# Bisection, linear recurrences and even Fibonacci numbers

So this code is yet another attempt at solving the second Project Euler problem to improve my handling of Python. The purpose of the code is to solve the problem below

Each new term in the Fibonacci sequence is generated by adding the previous two terms. By starting with 1 and 2, the first 10 terms will be:

1, 2, 3, 5, 8, 13, 21, 34, 55, 89, ...


By considering the terms in the Fibonacci sequence whose values do not exceed four million, find the sum of the even-valued terms.

### Method

However, I wanted to do it as fast as possible meaning:

• Cache small values and use a fast lookup table (bisection lookup)
• For larger values iterate over the even fibonacci values directly using the linear recurrence relation E(n) = 4 E(n-1) + E(n - 2) with E(0)=0 and E(1)=2.

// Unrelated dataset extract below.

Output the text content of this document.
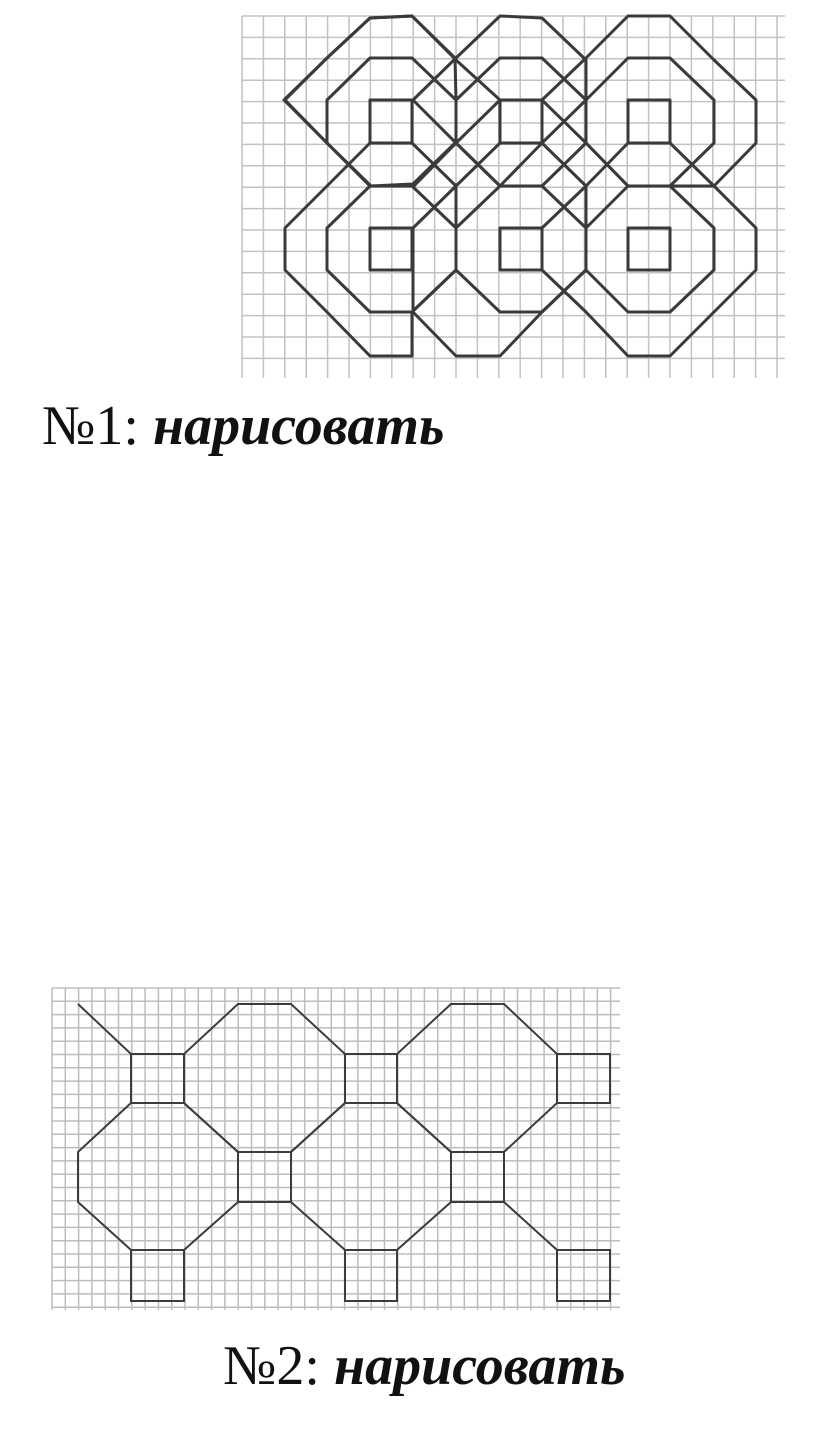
№1: нарисовать
№2: нарисовать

### Questions / Wanted feedback

In particular I wanted to know if my general definition of a recurrence relation could be improved. In particular values[:-1], values[-1] = values[1:], last feels quite unpythonic to me. Secondly I am wondering if my docstrings are clear enough. I tried to strictly follow the Google Docstring style.

As a side note # fmt: on and #fmt: off are strictly neccecary to make sure my formater does not format my lookup tables.

### Code

"""
This code solves Project Euler Problem 2:

Each new term in the Fibonacci sequence is generated by adding the previous
two terms. By starting with 1 and 2, the first 10 terms will be:

1, 2, 3, 5, 8, 13, 21, 34, 55, 89, ...

By considering the terms in the Fibonacci sequence whose values do not
exceed four million, find the sum of the even-valued terms.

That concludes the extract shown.